1 Ferenczi S. Psychanalyse des
habitudes sexuelles In : Psychanalyse 3 Payot,
1974.
Les démences
Les patients atteints de pathologies démentielles, du fait de la
levée partielle du refoulement qu’elles occasionnent, nous donnent
maintes occasions de constater la résurgence de traumatismes
anciens à l’occasion d’événements récents. Nous avons postulé que
l’atteinte du langage lui-même renvoie au traumatisme initial
constitué par la première disparition de l’objet, alors même que
les moyens de le représenter étaient encore immatures.
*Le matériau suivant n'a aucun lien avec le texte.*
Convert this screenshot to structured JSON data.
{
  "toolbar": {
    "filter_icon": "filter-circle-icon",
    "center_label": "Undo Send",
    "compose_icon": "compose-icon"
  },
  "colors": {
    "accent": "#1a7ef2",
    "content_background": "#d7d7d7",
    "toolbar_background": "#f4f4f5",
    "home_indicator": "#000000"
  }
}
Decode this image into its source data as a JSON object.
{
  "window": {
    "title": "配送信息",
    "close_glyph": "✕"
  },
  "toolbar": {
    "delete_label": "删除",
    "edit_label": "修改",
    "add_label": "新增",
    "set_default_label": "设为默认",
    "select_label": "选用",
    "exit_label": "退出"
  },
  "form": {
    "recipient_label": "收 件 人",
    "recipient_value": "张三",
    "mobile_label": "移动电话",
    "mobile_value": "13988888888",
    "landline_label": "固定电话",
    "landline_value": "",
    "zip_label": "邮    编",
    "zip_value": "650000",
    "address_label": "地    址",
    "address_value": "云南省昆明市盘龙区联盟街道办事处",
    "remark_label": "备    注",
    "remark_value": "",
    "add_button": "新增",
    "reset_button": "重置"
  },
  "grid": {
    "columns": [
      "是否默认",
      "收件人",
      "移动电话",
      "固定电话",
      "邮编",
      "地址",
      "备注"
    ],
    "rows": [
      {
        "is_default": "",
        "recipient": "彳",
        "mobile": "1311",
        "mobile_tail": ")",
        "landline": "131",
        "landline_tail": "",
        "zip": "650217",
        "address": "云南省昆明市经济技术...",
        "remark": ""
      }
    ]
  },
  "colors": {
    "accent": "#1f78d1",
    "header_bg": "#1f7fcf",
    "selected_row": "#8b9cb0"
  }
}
Dans
certains cas, les processus de régression consistant à recourir aux
premiers investissements objectaux peuvent agir de manière efficace
pour contribuer à une liquidation de l’angoisse et restaurer une
partie de la capacité de liaison inhérente au langage.
Madame L.
Je la rencontre lors de son arrivée dans notre service. Elle est
atteinte d’une DSTA modérée. Elle a été hospitalisée pour chutes au
domicile et a déjà séjourné dans deux services de l’hôpital du fait
d’un désaccord avec sa famille concernant son orientation. Elle
réside non loin de l’hôpital qu’elle connaît fort bien car elle y a
déjà rendu visite à des proches à plusieurs reprises. Elle est âgée
de 93 ans, est veuve et a trois enfants qui viennent la voir
régulièrement. Ils s’opposent à un retour à domicile qu’elle
souhaiterait vivement.
L’équipe qui la prend en charge signale de nombreuses fugues,
une désorientation importante et un refus de soins.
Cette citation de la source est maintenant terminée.